De aquí, precisamente, el alto valor literario de Santa Teresa, cifrado en producir los mayores efectos y expresar las cosas más profundas, delicadas o inasequibles con la menor cantidad que pueda darse de ingredientes de cultura y técnica artística. Era un caudal que se ignoraba a sí mismo y que fluía limpio, sosegado y con olvido de toda preocupación de autor. Nunca se han expresado misterios tan recónditos del corazón, ni raptos de la mente tan audaces, ni fenómenos y operaciones del alma tan maravillosos y sublimes como que implican el contacto de lo natural con lo sobrenatural y divino; nunca se ha expresado ese orden de relaciones inmateriales, diríamos, y de “acto puro”, con palabras más llanas, más sencillas, más humildes, más frescas de cuantas atesoraba entonces el lenguaje popular en los campos y en las ciudades vetustas de Castilla.
No hay pasaje de las Moradas o de la Vida y el Camino de perfección donde no debamos recordar aquel prodigio de la “palabra viva” que, en contraposición a la artificiosa y calculada, constituyó el programa estético del inolvidable Maragall. Las imágenes de la peregrina abulense, sus comparaciones y su vocabulario son los de la ricahembra castellana, hacendosa y de cabeza firme, criada en el señorío, pero entre labriegos y en medio del trajín de las labores del campo o de los quehaceres domésticos, en uno de los interiores cuyo tipo inmortalizó Cervantes al describir la casa de don Diego de Miranda, el Caballero del Verde Gabán.

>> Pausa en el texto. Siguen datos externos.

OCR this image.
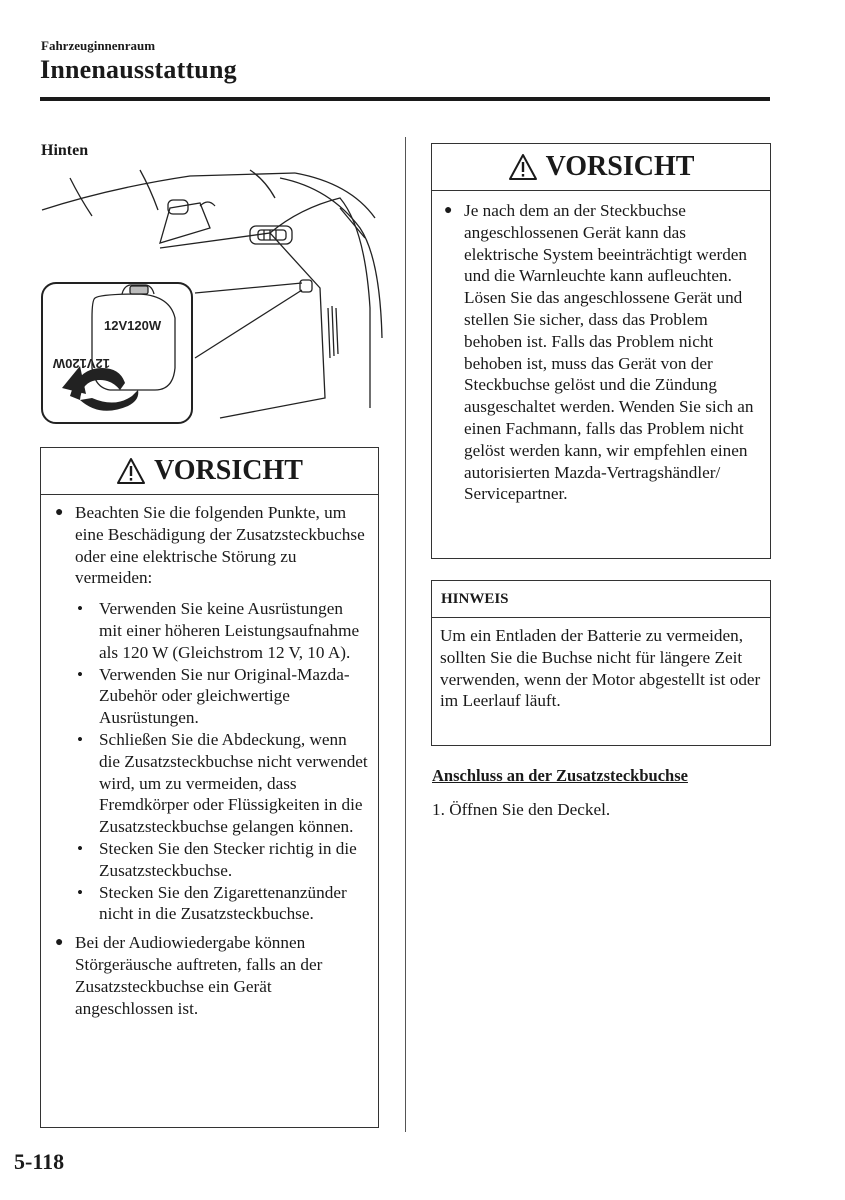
Fahrzeuginnenraum
Innenausstattung
Hinten
12V120W
12V120W
VORSICHT
● Beachten Sie die folgenden Punkte, um eine Beschädigung der Zusatzsteckbuchse oder eine elektrische Störung zu vermeiden:
• Verwenden Sie keine Ausrüstungen mit einer höheren Leistungsaufnahme als 120 W (Gleichstrom 12 V, 10 A).
• Verwenden Sie nur Original-Mazda-Zubehör oder gleichwertige Ausrüstungen.
• Schließen Sie die Abdeckung, wenn die Zusatzsteckbuchse nicht verwendet wird, um zu vermeiden, dass Fremdkörper oder Flüssigkeiten in die Zusatzsteckbuchse gelangen können.
• Stecken Sie den Stecker richtig in die Zusatzsteckbuchse.
• Stecken Sie den Zigarettenanzünder nicht in die Zusatzsteckbuchse.
● Bei der Audiowiedergabe können Störgeräusche auftreten, falls an der Zusatzsteckbuchse ein Gerät angeschlossen ist.
VORSICHT
● Je nach dem an der Steckbuchse angeschlossenen Gerät kann das elektrische System beeinträchtigt werden und die Warnleuchte kann aufleuchten. Lösen Sie das angeschlossene Gerät und stellen Sie sicher, dass das Problem behoben ist. Falls das Problem nicht behoben ist, muss das Gerät von der Steckbuchse gelöst und die Zündung ausgeschaltet werden. Wenden Sie sich an einen Fachmann, falls das Problem nicht gelöst werden kann, wir empfehlen einen autorisierten Mazda-Vertragshändler/ Servicepartner.
HINWEIS
Um ein Entladen der Batterie zu vermeiden, sollten Sie die Buchse nicht für längere Zeit verwenden, wenn der Motor abgestellt ist oder im Leerlauf läuft.
Anschluss an der Zusatzsteckbuchse
1. Öffnen Sie den Deckel.
5-118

Reinan en ellos la abundancia, la sencillez, la cortesía, la limpieza y aquel silencio que con frase suprema llamó “maravilloso”. En ese noble silencio, en ese ambiente, hubo de crecer la joven todo despejo y simpatía, todo agasajo y efusión zalamera. Su sistema de metáforas y locuciones movidas y vivaces está tomado por completo de la vida familiar y la vida del campo, observadas directamente, no a través de los libros y las tradiciones retóricas. Háblanos de la rueca y del lino, del horno y de la colada, de la huerta y de sus pajarillos. Un vaho salubre, como de lagar y de granero, corre por sus páginas. Las hormigas, las abejas, las cigarras, las mariposas, aparecen en sus símiles una y otra vez, formando graciosa teoría ornamental, y hay en su prosa una fragancia de santidad evocada por otra de limpieza: de blanca mantelería guardada en el arca entre manzanas y membrillos olorosos. Todo es allí fresco, viviente, casto como el agua; todo es inmediato y directo, traído de la vista a la pluma sin prejuicio alguno ni deseo de admirar, ni reminiscencia literaria que tuerza la frase o el concepto en sentido de una imitación preconcebida. La idea de escritura desaparece en absoluto, como si se tratase tan sólo de estenografías con que un fiel discípulo de Santa Teresa hubiese reproducido el vuelo de su palabra y de sus confidencias vertidas de viva voz.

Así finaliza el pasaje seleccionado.